Estas palabras, la vida que tan sucintamente describían, horrorizaron a Blackie. Fue como si, en esas pocas frases ordinarias, Joan la hubiera sentenciado a cadena perpetua. Por vez primera se dio cuenta de la escasa importancia del papel que West Marling desempeñaba en su vida. El pueblo no le desagradaba; las hileras de casitas más bien insulsas, el césped desgreñado que bordeaba un estanque hediondo, el pub moderno que intentaba en vano parecer del siglo xvii con su chimenea de gas y sus vigas pintadas de negro, ni siquiera la pequeña iglesia con su bonito chapitel octogonal evocaba en ella una emoción tan intensa como el desagrado. Allí era donde vivía, comía y dormía. Pero durante veintisiete años el centro de su vida había estado en otro sitio.
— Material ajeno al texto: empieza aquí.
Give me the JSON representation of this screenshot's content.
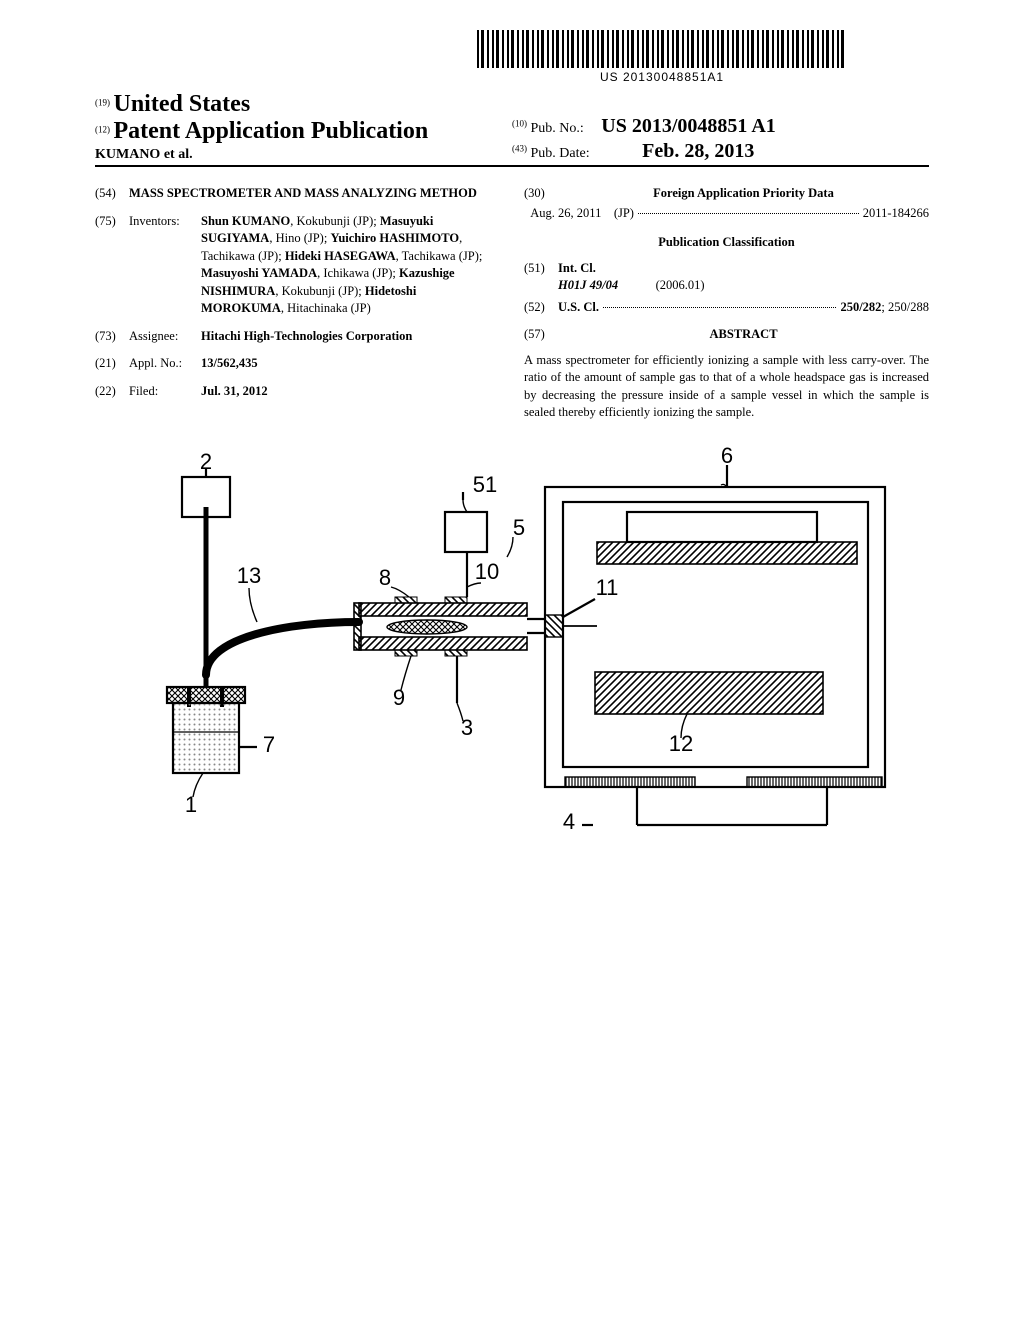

Se sentía muy satisfecha de regresar cada noche a Weaver’s Cottage, a su orden y comodidad, a la compañía poco exigente de su prima, a las buenas comidas servidas con elegancia, al oloroso fuego de leña en invierno y las bebidas en el jardín en las tibias noches de verano. Le gustaba el contraste entre esa paz rural y el estímulo y las responsabilidades de la oficina, la estridente vida del río. En alguna parte tenía que vivir, ya que no podía hacerlo con Henry Peverell. Pero en aquel momento comprendió, en un abrumador instante de revelación, que la vida en West Marling sería insoportable sin el trabajo.